閉じる
閉じる
×
上場企業の多くは期間利益を株主に配分しています。これを配当と言います。
「そんなの知ってるよ。」と言われそうですが、投資家の皆さんにとって結構奥の深い大事な話です。
投資家の株式投資の目的はインカム(配当金)ゲインとキャピタルゲイン(値上がり益)ですが、時にはキャピタルロス(値下がり損)も生じます。
未来永劫まで投資した株を売却しないのであればインカムゲインのみがまずは目的となります。
企業は日々営業活動をしながら予め決められた月に決算として集計します。多くの企業が3月期決算を採用していますので、投資家はその決算内容を見て評価します。
過去から直近までの業績推移を前提に評価されるほか、企業が描く未来の業績を評価の対象とします。
3月期決算では第1四半期決算が7月後半から8月上旬に示され、中間期や通期見通しの進捗を知ることになります。第2四半期決算(中間決算)、第3四半期決算、通期決算と忙しく決算データが公表され、その都度株価は変動を示す場合も出てきます。
通常、配当は中間期か通期決算集計後に開かれる株主総会後に株主に支払われることになります。
その原資となるのは売上から原価と販売費一般管理費を差し引いて得られる営業利益、そこから営業外収支を除いた経常利益、さらにそこに特別損益を加え、そこから税金を差し引いた残りの当期利益です。
当期利益は次年度の決算に向け安定した収益を確保するために内部留保に充当された残りが配当と言うことができます(実際には配当に回った利益の残りが内部留保となり、利益剰余金として計上されます)。
売上ないし総収入をトップラインと称し、企業は利益の源泉となるトップラインの伸びを目指すのが一般的です。マクロ経済の向上が味方するほか、新製品や新サービスの投入など、何らかの形で売上が伸びるとともに原価を下げ、販売費一般管理費(人件費、広告宣伝費など)を抑制することができれば営業利益が伸びることになります。
また、これに金融収支の改善や為替差損益など営業外の収入増で経常利益は向上してきます。
企業の中にある資産を売却した場合は特別損益が生まれたり、法人税の低下が当期利益を押し上げ、配当の原資が増加してくると増配期待が生まれます。
企業は配当性向を一定にした配当政策を採るか安定配当を実施するのかの選択に迫られます。中には配当性向100%という企業も登場していますが、中には赤字が続いたり収益水準が低いと無配といったこともあります。
多くの企業は10%~50%程度の配当性向を方針として打ち出しており、単純に配当利回りで銘柄選定をしないで増配余地の高い低配当性向銘柄(低PER銘柄)も選定の対象とすべきかと思います。
低金利、ゼロ金利時代が続く今、株式市場では配当利回りの高い銘柄への関心が高まっています。
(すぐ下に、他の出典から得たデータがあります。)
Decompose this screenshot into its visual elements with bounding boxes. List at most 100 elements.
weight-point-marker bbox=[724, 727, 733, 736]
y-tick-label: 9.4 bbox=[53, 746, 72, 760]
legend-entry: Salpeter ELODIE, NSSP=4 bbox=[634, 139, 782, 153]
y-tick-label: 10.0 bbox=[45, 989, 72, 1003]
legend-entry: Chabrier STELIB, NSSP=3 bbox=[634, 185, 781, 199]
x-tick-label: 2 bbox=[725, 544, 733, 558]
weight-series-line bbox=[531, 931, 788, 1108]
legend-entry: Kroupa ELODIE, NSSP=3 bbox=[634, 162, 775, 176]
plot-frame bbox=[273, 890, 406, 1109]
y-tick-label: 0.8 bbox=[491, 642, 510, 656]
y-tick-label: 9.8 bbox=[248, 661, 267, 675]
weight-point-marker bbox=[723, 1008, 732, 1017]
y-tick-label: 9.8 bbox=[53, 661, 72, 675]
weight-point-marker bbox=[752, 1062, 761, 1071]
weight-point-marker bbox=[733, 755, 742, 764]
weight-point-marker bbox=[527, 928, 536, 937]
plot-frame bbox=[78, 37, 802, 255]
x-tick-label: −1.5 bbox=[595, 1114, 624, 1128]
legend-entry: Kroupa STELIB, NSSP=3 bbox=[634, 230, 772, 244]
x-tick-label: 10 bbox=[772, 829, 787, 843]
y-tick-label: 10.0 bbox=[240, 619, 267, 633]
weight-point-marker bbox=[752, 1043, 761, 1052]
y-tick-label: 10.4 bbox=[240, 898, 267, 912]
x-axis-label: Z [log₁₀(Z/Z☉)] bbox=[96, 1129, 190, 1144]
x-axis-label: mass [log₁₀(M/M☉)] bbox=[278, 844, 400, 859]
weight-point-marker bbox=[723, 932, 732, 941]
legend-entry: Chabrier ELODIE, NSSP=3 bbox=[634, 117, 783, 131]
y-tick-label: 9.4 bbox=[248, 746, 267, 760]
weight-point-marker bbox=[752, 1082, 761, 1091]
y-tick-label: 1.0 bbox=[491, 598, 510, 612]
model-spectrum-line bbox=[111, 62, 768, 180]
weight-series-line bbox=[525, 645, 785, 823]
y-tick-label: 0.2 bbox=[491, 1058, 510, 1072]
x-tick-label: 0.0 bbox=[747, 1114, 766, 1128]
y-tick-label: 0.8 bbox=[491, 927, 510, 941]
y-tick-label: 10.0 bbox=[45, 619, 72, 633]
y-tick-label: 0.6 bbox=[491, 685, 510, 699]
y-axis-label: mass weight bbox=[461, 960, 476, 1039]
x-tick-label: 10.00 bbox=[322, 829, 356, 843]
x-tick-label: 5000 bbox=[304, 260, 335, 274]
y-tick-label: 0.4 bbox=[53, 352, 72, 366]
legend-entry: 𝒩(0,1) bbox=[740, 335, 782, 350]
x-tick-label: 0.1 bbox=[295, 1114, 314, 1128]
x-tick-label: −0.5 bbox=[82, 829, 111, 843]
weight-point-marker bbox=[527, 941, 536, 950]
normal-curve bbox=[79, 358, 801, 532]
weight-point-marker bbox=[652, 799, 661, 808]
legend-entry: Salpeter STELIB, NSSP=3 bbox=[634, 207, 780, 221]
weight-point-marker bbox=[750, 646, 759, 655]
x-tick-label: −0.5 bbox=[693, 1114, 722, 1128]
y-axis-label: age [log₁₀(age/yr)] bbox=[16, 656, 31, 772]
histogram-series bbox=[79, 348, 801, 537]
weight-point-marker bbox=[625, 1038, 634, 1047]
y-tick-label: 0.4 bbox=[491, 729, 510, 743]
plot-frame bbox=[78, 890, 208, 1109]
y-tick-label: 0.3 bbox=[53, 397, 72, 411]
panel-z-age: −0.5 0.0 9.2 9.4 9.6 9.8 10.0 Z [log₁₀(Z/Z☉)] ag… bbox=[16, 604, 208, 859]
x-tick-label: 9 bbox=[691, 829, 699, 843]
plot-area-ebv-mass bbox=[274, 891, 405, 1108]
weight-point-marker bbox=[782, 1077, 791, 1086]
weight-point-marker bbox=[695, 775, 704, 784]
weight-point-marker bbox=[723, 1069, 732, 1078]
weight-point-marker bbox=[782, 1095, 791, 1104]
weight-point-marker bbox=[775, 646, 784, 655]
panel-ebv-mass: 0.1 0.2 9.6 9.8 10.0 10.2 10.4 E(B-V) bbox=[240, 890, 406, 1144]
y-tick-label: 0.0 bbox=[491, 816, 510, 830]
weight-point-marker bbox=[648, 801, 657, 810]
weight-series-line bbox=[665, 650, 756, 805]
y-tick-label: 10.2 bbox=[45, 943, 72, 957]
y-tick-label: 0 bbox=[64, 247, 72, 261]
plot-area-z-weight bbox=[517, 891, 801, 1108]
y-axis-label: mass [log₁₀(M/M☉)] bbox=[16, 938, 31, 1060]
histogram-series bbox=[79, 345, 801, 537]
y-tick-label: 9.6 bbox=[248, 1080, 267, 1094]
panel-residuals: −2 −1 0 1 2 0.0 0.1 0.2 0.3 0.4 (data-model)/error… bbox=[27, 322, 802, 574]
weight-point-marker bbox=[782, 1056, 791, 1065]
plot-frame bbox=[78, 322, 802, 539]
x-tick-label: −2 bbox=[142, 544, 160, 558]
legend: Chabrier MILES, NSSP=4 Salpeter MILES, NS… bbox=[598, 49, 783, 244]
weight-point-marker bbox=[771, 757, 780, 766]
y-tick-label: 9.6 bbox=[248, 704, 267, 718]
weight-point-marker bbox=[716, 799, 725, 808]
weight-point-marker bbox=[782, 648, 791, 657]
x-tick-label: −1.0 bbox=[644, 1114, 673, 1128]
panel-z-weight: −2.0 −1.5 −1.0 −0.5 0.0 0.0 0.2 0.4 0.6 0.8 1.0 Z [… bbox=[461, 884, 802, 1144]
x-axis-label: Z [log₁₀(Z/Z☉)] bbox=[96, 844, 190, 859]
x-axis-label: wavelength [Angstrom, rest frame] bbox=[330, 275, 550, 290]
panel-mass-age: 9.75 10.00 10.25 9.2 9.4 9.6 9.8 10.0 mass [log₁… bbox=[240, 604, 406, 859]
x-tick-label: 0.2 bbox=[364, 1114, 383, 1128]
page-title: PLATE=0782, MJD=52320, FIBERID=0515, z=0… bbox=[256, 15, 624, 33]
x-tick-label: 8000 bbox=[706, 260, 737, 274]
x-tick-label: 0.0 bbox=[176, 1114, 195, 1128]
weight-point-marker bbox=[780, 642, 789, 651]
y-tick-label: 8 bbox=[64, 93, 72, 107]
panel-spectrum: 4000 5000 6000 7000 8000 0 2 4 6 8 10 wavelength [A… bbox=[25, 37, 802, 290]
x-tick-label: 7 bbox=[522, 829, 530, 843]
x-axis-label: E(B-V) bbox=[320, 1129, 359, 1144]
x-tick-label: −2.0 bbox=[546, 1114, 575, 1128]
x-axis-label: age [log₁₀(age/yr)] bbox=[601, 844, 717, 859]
短期売買の対象とならない流動性の低い銘柄であっても配当利回りが高いのであれば自然体で中長期資金が流入しているようです。
3%以上の配当利回り銘柄が過去3か月程度の期間で見ても上昇率が高くなっているように感じられます。
金融商品としての株式の魅力は配当の原資である期間利益の増加による企業価値の拡大とともに配当性向の引き上げによる増配傾向が続く可能性があることです。もちろん逆のケースもありますので投資家は企業が発する業績情報を確認しながらじっくりとリスクマネーを投じる活動を続ける必要があります。
配当以外にも投資家には株主優待制度(最近はQUOカードなど準配当金も多い)によるメリットもありますが、これは100株単元株主を増やす効果があって企業が株主数を増やす(市場の昇格をねらってのものなど)施策になっている点を理解する必要があります。
多くの発展形で意欲的な投資家にとってはキャピタルゲイン狙いがメインであろうかと思いますが、まずは中長期的な視点でのインカムゲイン狙いも結果としては良い成果を生むものと期待されます。
配当性向が長期に20%以下と低い企業にはなぜ配当性向が低いのかをぜひ企業側に問い合わせしてみて下さい。できれば30%程度へ引き上げてほしいぐらいの要望を株主として出し続ければ企業側にもそうした声が届くことになるかも知れません。
(炎)
(情報提供を目的にしており内容を保証したわけではありません。投資に関しては御自身の責任と判断で願います。万が一、事実と異なる内容により、読者の皆様が損失を被っても筆者および発行者は一切の責任を負いません。)